Apple iWatch: Tutti i rumors sul nuovo Smartwatch di Apple

 

Il primo smartwatch di Apple si chiamerà davvero iWatch? Forse no

Scritto da Simone Ziggiotto il 05/09/14 | Pubblicata in Apple | Archivio 2014

 

Apple iWatch: Tutti i rumors sul nuovo Smartwatch di Apple

Il primo smartwatch di Apple si chiamerà davvero iWatch? Forse no. Forse si chiamerà iTime.

Lo smartwatch che si prevede Apple annuncerà il prossimo Martedì 9 settembre nel corso del keynote già programmato potrebbe non chiamarsi iWatch come previsto, ma bensì iTime. A rivelarlo è un brevetto depositato nel 2011 da Apple, secondo il quale il primo smartwatch di Apple potrebbe chiamarsi proprio iTime e non iWatch.

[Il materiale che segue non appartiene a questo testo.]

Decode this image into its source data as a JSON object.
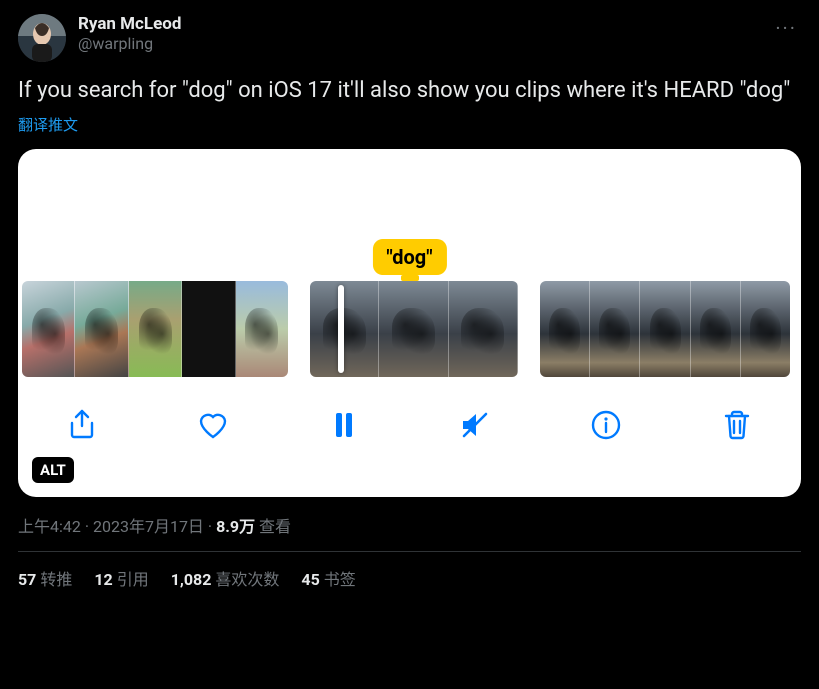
{
  "author": {
    "display_name": "Ryan McLeod",
    "handle": "@warpling"
  },
  "more_glyph": "···",
  "body_text": "If you search for \"dog\" on iOS 17 it'll also show you clips where it's HEARD \"dog\"",
  "translate_label": "翻译推文",
  "media": {
    "badge_text": "\"dog\"",
    "alt_badge": "ALT"
  },
  "meta": {
    "time": "上午4:42",
    "sep1": " · ",
    "date": "2023年7月17日",
    "sep2": " · ",
    "views_count": "8.9万",
    "views_label": " 查看"
  },
  "stats": {
    "retweets_count": "57",
    "retweets_label": "转推",
    "quotes_count": "12",
    "quotes_label": "引用",
    "likes_count": "1,082",
    "likes_label": "喜欢次数",
    "bookmarks_count": "45",
    "bookmarks_label": "书签"
  }
}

Inoltre, le informazioni pubblicate nel brevetto confermano che lo smartwatch sarà in grado di scambiare dati con pc e dispositivi mobili, oltre alla possibilità di essere controllato anche da movimenti del polso e del braccio. In base al brevetto, iTime viene dotato di un sistema di controllo che utilizza i movimenti del braccio o del polso e l’integrazione con un 'piconet', una rete di dispositivi iOS e OS X che permette ai computer portatili di interagire con iPad, iPhone e smartwatch.

Apple brevetto iTime

Apple ha spedito gli inviti alla stampa per un evento speciale che terrà il 9 settembre a Cupertino, in California. La compagnia dovrebbe annunciare due nuovi modelli di iPhone (iPhone 6 da 4,7 pollici e iPhone 6 da 5,5 pollici) e molto probabilmente un nuovo dispositivo indossabile (iWatch o iTime). Seguiremo in diretta l'evento qui su pianetacellulare.it via Twitter (@pianetacellular) e vi daremo notizia di tutto ciò che verrà svelato al keynote: scopri qui come seguire l'evento in diretta.

 

Apple iWatch slitta al 2015

 
iWatch non arriverà sul mercato almeno fino al 2015. L'orologio 'intelligente' di Apple sarà comunque presentato il 9 Settembre assieme a iPhone 6.
 
Come avevamo anticipato la settimana scorsa, problemi di produzione faranno si che lo smartwatch della società di Cupertino slitti di qualche mese. Ci stiamo riferendo comunque alla data di commercializzazione, poichè il prodotto sarà mostrato alla stampa tra una decina di giorni al fianco del successore di iPhone 5S.
 
Se ci si fa caso, di iPhone 6 praticamente si sa già quasi tutto, infatti sul web sono spuntate anche parecchie foto ufficiose. Di iWatch invece, a parte alcuni disegni concept, si è visto molto poco. Il motivo c'è ed è proprio da relazionarsi allo slittamento di cui stiamo parlando.
 
E' la rivista Re/Code a ribadire che l'orologio arriverà nei negozi solo nei primi mesi del 2015, a parecchi mesi di distanza dal 9 Settembre. Ciò significa che si salterà a piè pari il prezioso periodo degli acquisti natalizi, che solitamente fa incrementare le vendite delle società hi-tech.
Nel frattempo le rivali continueranno a presentare nuovi smartwatch. Proprio in questi giorni, in occasione dell'IFA di Berlino, LG e Samsung hanno presentato i nuovi G Watch R e Gear S (quest'ultimo è dotato di connessione dati).
 
Una cosa è certa: non giocando più d'anticipo come successo nel 2010 con il primo iPad, la società di Cupertino questa volta dovrà sudarsi la pagnotta sfidando un'intera ondata di dispositivi firmati Android & Co

Apple, lo smartwatch potrebbe chiamarsi iTime

 
Un brevetto depositato nel 2011 rivela come potrebbe essere il design del primo smartwatch di Apple, che potrebbe chiamarsi iTime e non iWatch.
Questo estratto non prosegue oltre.